Recent conferences in Switzerland and Germany highlighted the topics that banks currently consider relevant. Striking in this context is the fact that banks are not only increasingly addressing innovations they themselves have developed, but that innovators themselves are being given the floor.
The Euroforum Annual Meeting on Banking IT 2013 took place in Zurich in mid-January. Next to heavyweights such as UBS and Credit Suisse, other Swiss banks such as Julius Bär, Vontobel, Neue Aargauer Bank and Basler as well as the Zürcher Kantonalbank were given room to present their developments. The event’s focus lay on technology, as a result of which IT topics were given center stage.

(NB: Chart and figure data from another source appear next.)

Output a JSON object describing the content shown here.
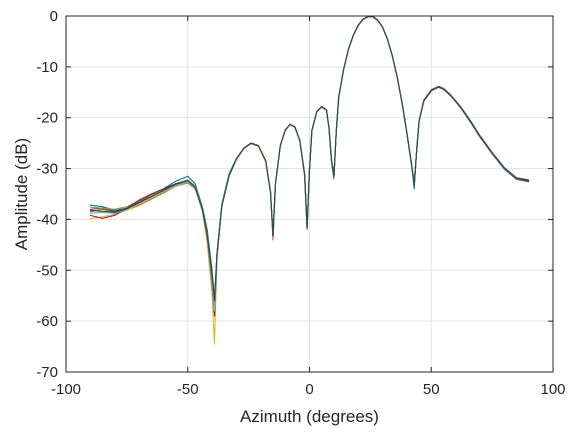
{
  "chart_data": {
    "type": "line",
    "title": "",
    "xlabel": "Azimuth (degrees)",
    "ylabel": "Amplitude (dB)",
    "xlim": [
      -100,
      100
    ],
    "ylim": [
      -70,
      0
    ],
    "xticks": [
      -100,
      -50,
      0,
      50,
      100
    ],
    "yticks": [
      0,
      -10,
      -20,
      -30,
      -40,
      -50,
      -60,
      -70
    ],
    "grid": true,
    "legend": "none",
    "series": [
      {
        "color": "#0072BD",
        "x": [
          -90,
          -85,
          -80,
          -75,
          -70,
          -65,
          -60,
          -55,
          -50,
          -47,
          -44,
          -42,
          -40,
          -39,
          -38,
          -36,
          -33,
          -30,
          -27,
          -24,
          -21,
          -18,
          -16,
          -15,
          -14,
          -12,
          -10,
          -8,
          -6,
          -4,
          -2,
          -1,
          0,
          1,
          3,
          5,
          7,
          8,
          9,
          10,
          11,
          12,
          14,
          16,
          18,
          20,
          22,
          24,
          26,
          28,
          30,
          32,
          34,
          36,
          38,
          40,
          42,
          43,
          44,
          45,
          47,
          50,
          53,
          55,
          58,
          62,
          66,
          70,
          75,
          80,
          85,
          90
        ],
        "values": [
          -37.2,
          -37.5,
          -38.2,
          -37.8,
          -36.5,
          -35.2,
          -34.0,
          -32.5,
          -31.5,
          -33.0,
          -37.5,
          -42.0,
          -50.0,
          -55.5,
          -46.5,
          -37.0,
          -31.0,
          -28.0,
          -26.0,
          -25.0,
          -25.5,
          -28.5,
          -34.5,
          -43.0,
          -33.0,
          -25.5,
          -22.5,
          -21.3,
          -21.8,
          -24.5,
          -31.0,
          -41.5,
          -30.0,
          -22.5,
          -18.8,
          -17.8,
          -18.5,
          -22.0,
          -28.0,
          -31.5,
          -22.5,
          -16.0,
          -10.5,
          -6.5,
          -3.8,
          -1.8,
          -0.6,
          -0.1,
          -0.1,
          -0.8,
          -2.2,
          -4.5,
          -7.8,
          -12.0,
          -17.0,
          -23.0,
          -29.5,
          -34.0,
          -26.5,
          -20.5,
          -16.5,
          -14.5,
          -13.8,
          -14.2,
          -15.5,
          -17.8,
          -20.5,
          -23.5,
          -26.8,
          -29.8,
          -31.8,
          -32.2
        ]
      },
      {
        "color": "#D95319",
        "x": [
          -90,
          -85,
          -80,
          -75,
          -70,
          -65,
          -60,
          -55,
          -50,
          -47,
          -44,
          -42,
          -40,
          -39,
          -38,
          -36,
          -33,
          -30,
          -27,
          -24,
          -21,
          -18,
          -16,
          -15,
          -14,
          -12,
          -10,
          -8,
          -6,
          -4,
          -2,
          -1,
          0,
          1,
          3,
          5,
          7,
          8,
          9,
          10,
          11,
          12,
          14,
          16,
          18,
          20,
          22,
          24,
          26,
          28,
          30,
          32,
          34,
          36,
          38,
          40,
          42,
          43,
          44,
          45,
          47,
          50,
          53,
          55,
          58,
          62,
          66,
          70,
          75,
          80,
          85,
          90
        ],
        "values": [
          -38.5,
          -38.0,
          -38.5,
          -38.2,
          -37.2,
          -36.0,
          -34.8,
          -33.5,
          -32.8,
          -34.0,
          -38.0,
          -43.0,
          -52.0,
          -58.0,
          -47.0,
          -37.5,
          -31.5,
          -28.2,
          -26.1,
          -25.1,
          -25.6,
          -28.6,
          -34.8,
          -44.0,
          -33.2,
          -25.6,
          -22.6,
          -21.4,
          -21.9,
          -24.6,
          -31.5,
          -42.0,
          -30.3,
          -22.6,
          -18.9,
          -17.9,
          -18.6,
          -22.2,
          -28.5,
          -32.0,
          -22.7,
          -16.1,
          -10.6,
          -6.6,
          -3.9,
          -1.9,
          -0.7,
          -0.2,
          -0.2,
          -0.9,
          -2.3,
          -4.6,
          -7.9,
          -12.1,
          -17.1,
          -23.2,
          -29.8,
          -33.0,
          -26.8,
          -20.7,
          -16.7,
          -14.7,
          -14.0,
          -14.4,
          -15.7,
          -18.0,
          -20.8,
          -23.8,
          -27.1,
          -30.1,
          -32.1,
          -32.6
        ]
      },
      {
        "color": "#EDB120",
        "x": [
          -90,
          -85,
          -80,
          -75,
          -70,
          -65,
          -60,
          -55,
          -50,
          -47,
          -44,
          -42,
          -40,
          -39,
          -38,
          -36,
          -33,
          -30,
          -27,
          -24,
          -21,
          -18,
          -16,
          -15,
          -14,
          -12,
          -10,
          -8,
          -6,
          -4,
          -2,
          -1,
          0,
          1,
          3,
          5,
          7,
          8,
          9,
          10,
          11,
          12,
          14,
          16,
          18,
          20,
          22,
          24,
          26,
          28,
          30,
          32,
          34,
          36,
          38,
          40,
          42,
          43,
          44,
          45,
          47,
          50,
          53,
          55,
          58,
          62,
          66,
          70,
          75,
          80,
          85,
          90
        ],
        "values": [
          -39.8,
          -39.5,
          -39.0,
          -38.2,
          -37.0,
          -35.8,
          -34.6,
          -33.5,
          -32.6,
          -33.8,
          -38.5,
          -44.5,
          -55.0,
          -64.5,
          -48.0,
          -37.2,
          -31.3,
          -28.1,
          -26.0,
          -25.0,
          -25.5,
          -28.4,
          -34.5,
          -43.5,
          -33.0,
          -25.5,
          -22.5,
          -21.3,
          -21.8,
          -24.5,
          -31.2,
          -41.8,
          -30.1,
          -22.5,
          -18.8,
          -17.8,
          -18.5,
          -22.1,
          -28.3,
          -31.8,
          -22.6,
          -16.0,
          -10.5,
          -6.5,
          -3.8,
          -1.8,
          -0.6,
          -0.1,
          -0.1,
          -0.8,
          -2.2,
          -4.5,
          -7.8,
          -12.0,
          -17.0,
          -23.1,
          -29.6,
          -32.5,
          -26.6,
          -20.6,
          -16.6,
          -14.6,
          -13.9,
          -14.3,
          -15.6,
          -17.9,
          -20.7,
          -23.7,
          -27.0,
          -30.0,
          -32.0,
          -32.4
        ]
      },
      {
        "color": "#7E2F8E",
        "x": [
          -90,
          -85,
          -80,
          -75,
          -70,
          -65,
          -60,
          -55,
          -50,
          -47,
          -44,
          -42,
          -40,
          -39,
          -38,
          -36,
          -33,
          -30,
          -27,
          -24,
          -21,
          -18,
          -16,
          -15,
          -14,
          -12,
          -10,
          -8,
          -6,
          -4,
          -2,
          -1,
          0,
          1,
          3,
          5,
          7,
          8,
          9,
          10,
          11,
          12,
          14,
          16,
          18,
          20,
          22,
          24,
          26,
          28,
          30,
          32,
          34,
          36,
          38,
          40,
          42,
          43,
          44,
          45,
          47,
          50,
          53,
          55,
          58,
          62,
          66,
          70,
          75,
          80,
          85,
          90
        ],
        "values": [
          -38.0,
          -37.8,
          -38.4,
          -37.8,
          -36.6,
          -35.5,
          -34.4,
          -33.2,
          -32.4,
          -33.6,
          -38.0,
          -43.0,
          -51.0,
          -56.5,
          -46.8,
          -37.3,
          -31.4,
          -28.1,
          -26.0,
          -25.0,
          -25.5,
          -28.5,
          -34.6,
          -43.2,
          -33.1,
          -25.5,
          -22.5,
          -21.3,
          -21.8,
          -24.5,
          -31.1,
          -41.6,
          -30.1,
          -22.5,
          -18.8,
          -17.8,
          -18.5,
          -22.0,
          -28.1,
          -31.6,
          -22.6,
          -16.0,
          -10.5,
          -6.5,
          -3.8,
          -1.8,
          -0.6,
          -0.1,
          -0.1,
          -0.8,
          -2.2,
          -4.5,
          -7.8,
          -12.0,
          -17.0,
          -23.0,
          -29.5,
          -33.5,
          -26.6,
          -20.6,
          -16.6,
          -14.6,
          -13.9,
          -14.3,
          -15.6,
          -17.9,
          -20.6,
          -23.6,
          -26.9,
          -29.9,
          -31.9,
          -32.3
        ]
      },
      {
        "color": "#77AC30",
        "x": [
          -90,
          -85,
          -80,
          -75,
          -70,
          -65,
          -60,
          -55,
          -50,
          -47,
          -44,
          -42,
          -40,
          -39,
          -38,
          -36,
          -33,
          -30,
          -27,
          -24,
          -21,
          -18,
          -16,
          -15,
          -14,
          -12,
          -10,
          -8,
          -6,
          -4,
          -2,
          -1,
          0,
          1,
          3,
          5,
          7,
          8,
          9,
          10,
          11,
          12,
          14,
          16,
          18,
          20,
          22,
          24,
          26,
          28,
          30,
          32,
          34,
          36,
          38,
          40,
          42,
          43,
          44,
          45,
          47,
          50,
          53,
          55,
          58,
          62,
          66,
          70,
          75,
          80,
          85,
          90
        ],
        "values": [
          -37.6,
          -37.8,
          -38.0,
          -37.5,
          -36.3,
          -35.2,
          -34.2,
          -33.0,
          -32.2,
          -33.4,
          -37.8,
          -42.8,
          -51.5,
          -57.0,
          -46.9,
          -37.4,
          -31.4,
          -28.1,
          -26.0,
          -25.0,
          -25.5,
          -28.5,
          -34.6,
          -43.3,
          -33.1,
          -25.5,
          -22.5,
          -21.3,
          -21.8,
          -24.5,
          -31.1,
          -41.7,
          -30.1,
          -22.5,
          -18.8,
          -17.8,
          -18.5,
          -22.0,
          -28.2,
          -31.7,
          -22.6,
          -16.0,
          -10.5,
          -6.5,
          -3.8,
          -1.8,
          -0.6,
          -0.1,
          -0.1,
          -0.8,
          -2.2,
          -4.5,
          -7.8,
          -12.0,
          -17.0,
          -23.0,
          -29.5,
          -33.2,
          -26.6,
          -20.6,
          -16.6,
          -14.6,
          -13.9,
          -14.3,
          -15.6,
          -17.9,
          -20.7,
          -23.7,
          -27.0,
          -30.0,
          -32.0,
          -32.4
        ]
      },
      {
        "color": "#A2142F",
        "x": [
          -90,
          -85,
          -80,
          -75,
          -70,
          -65,
          -60,
          -55,
          -50,
          -47,
          -44,
          -42,
          -40,
          -39,
          -38,
          -36,
          -33,
          -30,
          -27,
          -24,
          -21,
          -18,
          -16,
          -15,
          -14,
          -12,
          -10,
          -8,
          -6,
          -4,
          -2,
          -1,
          0,
          1,
          3,
          5,
          7,
          8,
          9,
          10,
          11,
          12,
          14,
          16,
          18,
          20,
          22,
          24,
          26,
          28,
          30,
          32,
          34,
          36,
          38,
          40,
          42,
          43,
          44,
          45,
          47,
          50,
          53,
          55,
          58,
          62,
          66,
          70,
          75,
          80,
          85,
          90
        ],
        "values": [
          -39.2,
          -39.8,
          -39.2,
          -37.8,
          -36.2,
          -35.0,
          -34.0,
          -33.0,
          -32.5,
          -33.7,
          -38.2,
          -43.5,
          -52.5,
          -59.0,
          -47.2,
          -37.4,
          -31.4,
          -28.1,
          -26.0,
          -25.0,
          -25.5,
          -28.5,
          -34.6,
          -43.4,
          -33.1,
          -25.5,
          -22.5,
          -21.3,
          -21.8,
          -24.5,
          -31.2,
          -41.8,
          -30.1,
          -22.5,
          -18.8,
          -17.8,
          -18.5,
          -22.1,
          -28.3,
          -31.9,
          -22.6,
          -16.0,
          -10.5,
          -6.5,
          -3.8,
          -1.8,
          -0.6,
          -0.1,
          -0.1,
          -0.8,
          -2.2,
          -4.5,
          -7.8,
          -12.0,
          -17.0,
          -23.1,
          -29.7,
          -32.8,
          -26.7,
          -20.7,
          -16.7,
          -14.7,
          -14.0,
          -14.4,
          -15.7,
          -18.0,
          -20.8,
          -23.8,
          -27.1,
          -30.1,
          -32.1,
          -32.5
        ]
      },
      {
        "color": "#4DBEEE",
        "x": [
          -90,
          -85,
          -80,
          -75,
          -70,
          -65,
          -60,
          -55,
          -50,
          -47,
          -44,
          -42,
          -40,
          -39,
          -38,
          -36,
          -33,
          -30,
          -27,
          -24,
          -21,
          -18,
          -16,
          -15,
          -14,
          -12,
          -10,
          -8,
          -6,
          -4,
          -2,
          -1,
          0,
          1,
          3,
          5,
          7,
          8,
          9,
          10,
          11,
          12,
          14,
          16,
          18,
          20,
          22,
          24,
          26,
          28,
          30,
          32,
          34,
          36,
          38,
          40,
          42,
          43,
          44,
          45,
          47,
          50,
          53,
          55,
          58,
          62,
          66,
          70,
          75,
          80,
          85,
          90
        ],
        "values": [
          -38.8,
          -38.6,
          -38.8,
          -38.0,
          -36.8,
          -35.6,
          -34.5,
          -33.3,
          -32.6,
          -33.8,
          -38.2,
          -43.2,
          -52.0,
          -58.0,
          -47.0,
          -37.4,
          -31.4,
          -28.1,
          -26.0,
          -25.0,
          -25.5,
          -28.5,
          -34.6,
          -43.3,
          -33.1,
          -25.5,
          -22.5,
          -21.3,
          -21.8,
          -24.5,
          -31.1,
          -41.7,
          -30.1,
          -22.5,
          -18.8,
          -17.8,
          -18.5,
          -22.0,
          -28.2,
          -31.8,
          -22.6,
          -16.0,
          -10.5,
          -6.5,
          -3.8,
          -1.8,
          -0.6,
          -0.1,
          -0.1,
          -0.8,
          -2.2,
          -4.5,
          -7.8,
          -12.0,
          -17.0,
          -23.0,
          -29.6,
          -33.0,
          -26.6,
          -20.6,
          -16.6,
          -14.6,
          -13.9,
          -14.3,
          -15.6,
          -17.9,
          -20.7,
          -23.7,
          -27.0,
          -30.0,
          -32.0,
          -32.4
        ]
      },
      {
        "color": "#2E4A3A",
        "x": [
          -90,
          -85,
          -80,
          -75,
          -70,
          -65,
          -60,
          -55,
          -50,
          -47,
          -44,
          -42,
          -40,
          -39,
          -38,
          -36,
          -33,
          -30,
          -27,
          -24,
          -21,
          -18,
          -16,
          -15,
          -14,
          -12,
          -10,
          -8,
          -6,
          -4,
          -2,
          -1,
          0,
          1,
          3,
          5,
          7,
          8,
          9,
          10,
          11,
          12,
          14,
          16,
          18,
          20,
          22,
          24,
          26,
          28,
          30,
          32,
          34,
          36,
          38,
          40,
          42,
          43,
          44,
          45,
          47,
          50,
          53,
          55,
          58,
          62,
          66,
          70,
          75,
          80,
          85,
          90
        ],
        "values": [
          -38.2,
          -38.4,
          -38.6,
          -37.9,
          -36.7,
          -35.5,
          -34.3,
          -33.1,
          -32.4,
          -33.6,
          -38.0,
          -43.0,
          -51.0,
          -56.0,
          -46.8,
          -37.3,
          -31.4,
          -28.1,
          -26.0,
          -25.0,
          -25.5,
          -28.5,
          -34.6,
          -43.2,
          -33.1,
          -25.5,
          -22.5,
          -21.3,
          -21.8,
          -24.5,
          -31.1,
          -41.6,
          -30.1,
          -22.5,
          -18.8,
          -17.8,
          -18.5,
          -22.0,
          -28.1,
          -31.6,
          -22.6,
          -16.0,
          -10.5,
          -6.5,
          -3.8,
          -1.8,
          -0.6,
          -0.1,
          -0.1,
          -0.8,
          -2.2,
          -4.5,
          -7.8,
          -12.0,
          -17.0,
          -23.0,
          -29.5,
          -33.3,
          -26.6,
          -20.6,
          -16.6,
          -14.6,
          -13.9,
          -14.3,
          -15.6,
          -17.9,
          -20.6,
          -23.6,
          -26.9,
          -29.9,
          -31.9,
          -32.4
        ]
      }
    ]
  }
}
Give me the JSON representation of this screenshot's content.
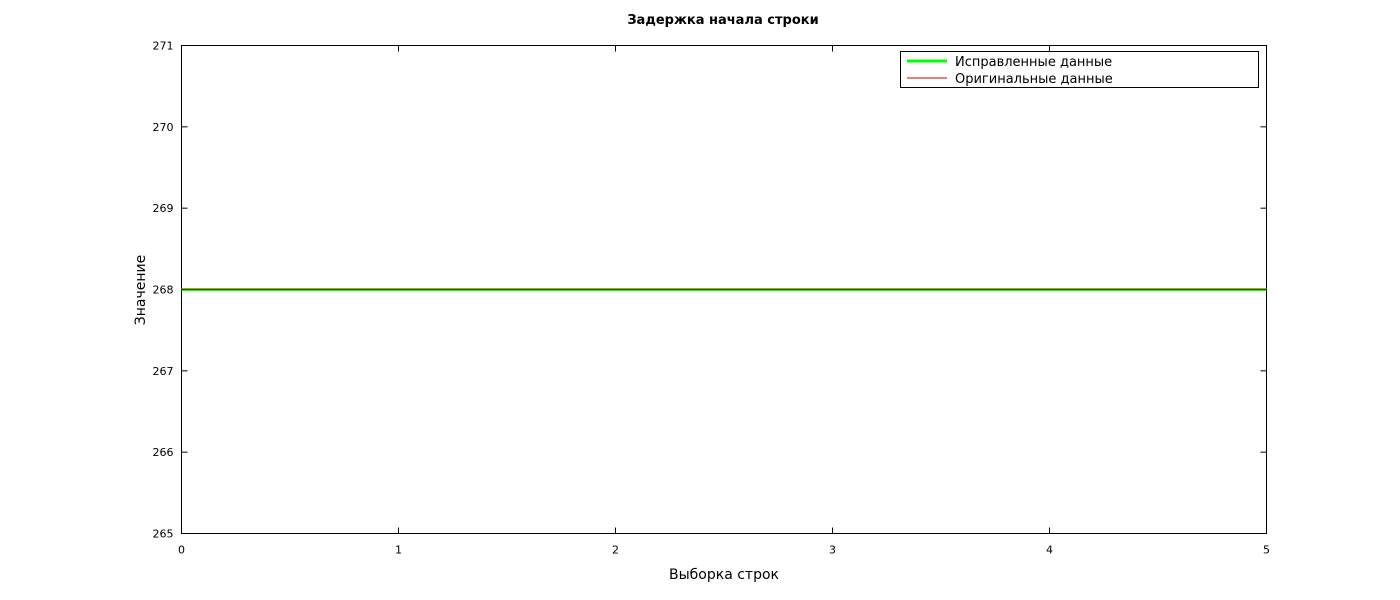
{
  "chart_data": {
    "type": "line",
    "title": "Задержка начала строки",
    "xlabel": "Выборка строк",
    "ylabel": "Значение",
    "xlim": [
      0,
      5
    ],
    "ylim": [
      265,
      271
    ],
    "x_ticks": [
      0,
      1,
      2,
      3,
      4,
      5
    ],
    "y_ticks": [
      265,
      266,
      267,
      268,
      269,
      270,
      271
    ],
    "grid": false,
    "legend_position": "top-right",
    "series": [
      {
        "name": "Исправленные данные",
        "color": "#00ff00",
        "x": [
          0,
          5
        ],
        "y": [
          268,
          268
        ]
      },
      {
        "name": "Оригинальные данные",
        "color": "#cc0000",
        "x": [
          0,
          5
        ],
        "y": [
          268,
          268
        ]
      }
    ]
  }
}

The general consensus among participants was that Swiss banks currently face great challenges that can only be overcome through a new degree of industrialization. Although the institutes differed in their ideas as to how and at which level they want to achieve this new degree, there was widespread agreement regarding the key fields of action for future development:
At the Handelsblatt Annual Meeting on Private Banking in Mainz in early March, it became clear that German finance institutes are grappling with similar challenges. In his opening speech, Dr. Ricken (Deutsche Bank) sketched the demanding business environment in which banks currently find themselves. According to him, in the face of sinking margins, rising complexity and increasing regulatory demands, banks must make use of the opportunities and potential of the market. In order to do so, Ricken argued that it is necessary for banks to focus on standardization and efficiency at the backend while simultaneously ensuring the individualization of banking services for clients through noticeable aspects of product design in the frontend. He pointed to the automobile industry with its platform concepts as a role model for the banking industry.
The conference on The Next Generation of Financial Service Providers organized by the Frankfurt School of Finance & Management in many ways reversed the view of the situation: The focus of this event lay not on established institutes, but on innovators. Starting with Google and PayPal, innovative businesses from the fields of Asset Management (trading, information) and Personal Finance Management introduced themselves at this conference.
During the panel discussion, established players in the form of UBS and Deutsche Bank were given the floor. While they confirmed the impression of a lasting wave of innovation in the financial services market, they contradicted the thesis that established institutes will experience equally long-term pressure. In their opinion, their institutes can make use of these developments by employing decisive action to select those innovations that had proven themselves.
The topic of the CIBI Innovation Day held in Munich at the end of March was “Industrialization – the Key to Client Focus”. The participants included banking experts and leaders as well as IT provider firms and innovators. The panel discussion featured both an external innovator as well as a representative of the banking world in the form of Google and the Hamburger Sparkasse.
The seeming contradiction between industrialization and customer focus was further discussed in the four parallel afternoon sessions. The topics of these sessions focused on industrialization and included the optimization of processes and of resource allocation in the context of bank management as well as omni-channel distribution and innovations in the field of payment transactions in terms of customer orientation. The key to the solution – according to the thesis presented in the session on the payment transaction market – lies in consistent customer orientation with the simultaneous use of the technological possibilities currently available. The standardization and automization of processes is an important prerequisite for a flexible and competitive product range in this regard.
The conferences thus confirmed the fact that finance institutes currently find themselves in a difficult environment. The opening of the conferences in order to allow direct participation by innovators could lead to the conclusion that innovators are today not so much part of the problem as they are part of the solution.